In fact, the Apple Campus at 1 Infinite Loop in Cupertino, California is 2,850 miles from UMBC. And Google’s headquarters is 2,846 miles away in Mountain View, California.

But “Silicon Valley” isn’t just a place. It’s also an aspiration – a beacon that’s bright enough to attract some of the best global technology talents and entrepreneurs.

Considering the attention that UMBC has received in recent years for its strengths in undergraduate teaching and learning, it’s no surprise that a number of UMBC graduates have taken the education they got inside Hilltop Circle and lit out for Silicon Valley to work at some of its biggest and most innovative companies.

In this issue, UMBC Magazine sent associate editor Jenny O’Grady to Northern California to meet some of those UMBC alumni, including Harry Chen ’98, M.S. ’00, Ph.D. ’04 – a key figure in the development of Apple’s Siri, the voice-responsive “personal assistant” found inside the latest iPhones (Read it here). She also wandered around the famed Google campus and talked to a number of UMBC alumni about what it’s like to actually work there.

O’Grady also took in another sight during her West Coast trip: The Beat Museum run by alumnus Jerry Cimino ’76, history. Cimino has transformed his passion for the literature and the culture of the Beat Generation into a delightful museum located at the crossroads of the movement in San Francisco’s North Beach district (Read it here).

Also in this issue, we have an interview with the most senior member of UMBC’s academic leadership team. On July 1, Philip Rous will become the university’s provost.

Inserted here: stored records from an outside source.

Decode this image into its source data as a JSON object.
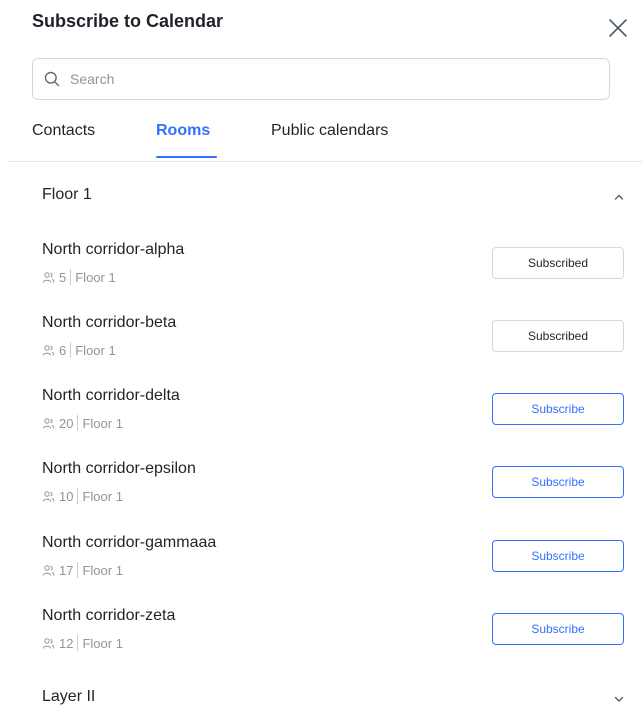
{
  "dialog": {
    "title": "Subscribe to Calendar"
  },
  "search": {
    "placeholder": "Search"
  },
  "tabs": [
    {
      "label": "Contacts",
      "active": false
    },
    {
      "label": "Rooms",
      "active": true
    },
    {
      "label": "Public calendars",
      "active": false
    }
  ],
  "groups": [
    {
      "title": "Floor 1",
      "expanded": true,
      "rooms": [
        {
          "name": "North corridor-alpha",
          "capacity": "5",
          "location": "Floor 1",
          "button": "Subscribed",
          "state": "subscribed"
        },
        {
          "name": "North corridor-beta",
          "capacity": "6",
          "location": "Floor 1",
          "button": "Subscribed",
          "state": "subscribed"
        },
        {
          "name": "North corridor-delta",
          "capacity": "20",
          "location": "Floor 1",
          "button": "Subscribe",
          "state": "subscribe"
        },
        {
          "name": "North corridor-epsilon",
          "capacity": "10",
          "location": "Floor 1",
          "button": "Subscribe",
          "state": "subscribe"
        },
        {
          "name": "North corridor-gammaaa",
          "capacity": "17",
          "location": "Floor 1",
          "button": "Subscribe",
          "state": "subscribe"
        },
        {
          "name": "North corridor-zeta",
          "capacity": "12",
          "location": "Floor 1",
          "button": "Subscribe",
          "state": "subscribe"
        }
      ]
    },
    {
      "title": "Layer II",
      "expanded": false,
      "rooms": []
    }
  ],
  "colors": {
    "accent": "#3370ff",
    "text": "#1f2329",
    "muted": "#8f959e",
    "border": "#d5d8de"
  },
  "icons": {
    "close": "close-icon",
    "search": "search-icon",
    "people": "people-icon",
    "collapse": "chevron-up-icon",
    "expand": "chevron-down-icon"
  }
}
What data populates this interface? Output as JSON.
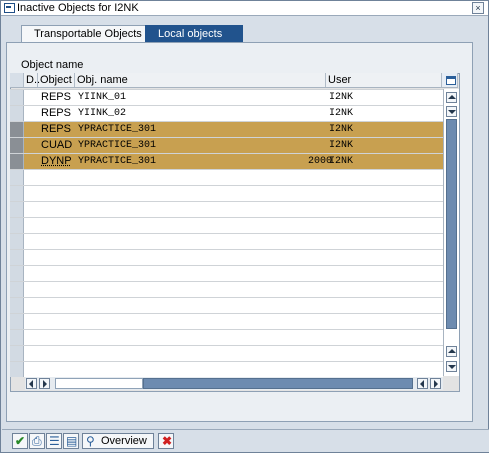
{
  "window": {
    "title": "Inactive Objects for I2NK"
  },
  "tabs": [
    {
      "label": "Transportable Objects",
      "active": false
    },
    {
      "label": "Local objects",
      "active": true
    }
  ],
  "section": {
    "label": "Object name"
  },
  "table": {
    "columns": [
      "D..",
      "Object",
      "Obj. name",
      "User"
    ],
    "rows": [
      {
        "object": "REPS",
        "name": "YIINK_01",
        "num": "",
        "user": "I2NK",
        "highlight": false
      },
      {
        "object": "REPS",
        "name": "YIINK_02",
        "num": "",
        "user": "I2NK",
        "highlight": false
      },
      {
        "object": "REPS",
        "name": "YPRACTICE_301",
        "num": "",
        "user": "I2NK",
        "highlight": true
      },
      {
        "object": "CUAD",
        "name": "YPRACTICE_301",
        "num": "",
        "user": "I2NK",
        "highlight": true
      },
      {
        "object": "DYNP",
        "name": "YPRACTICE_301",
        "num": "2000",
        "user": "I2NK",
        "highlight": true
      }
    ]
  },
  "toolbar": {
    "overview_label": "Overview"
  },
  "colors": {
    "highlight_row": "#c8a050",
    "tab_active": "#21538d"
  },
  "icons": {
    "close": "close-icon",
    "check": "checkmark-icon",
    "print": "print-icon",
    "list": "list-icon",
    "doc": "document-icon",
    "overview": "overview-icon",
    "cancel": "cancel-icon",
    "config": "table-settings-icon"
  }
}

Rous’ perspective on UMBC is informed by his long tenure at the university (22 years) and the many positions in which he has already served – including as a tenured professor in and chair of the physics department, vice president and president of UMBC’s Faculty Senate, and as dean of the College of Natural and Mathematical Sciences. He has approached the challenges facing the university from many angles, and has collaborated in many of its celebrated successes.

You can read a brief portion of our interview with Rous in this issue’s “Over Coffee” feature – and I hope that it whets your appetite to read the full interview online.

If you are interested in how UMBC is engineering the acclaim that it has received for its achievements in education and research and diversity, there are few more authoritative voices than UMBC’s new provost on how collaboration, hard work, innovation and analysis have transformed the campus.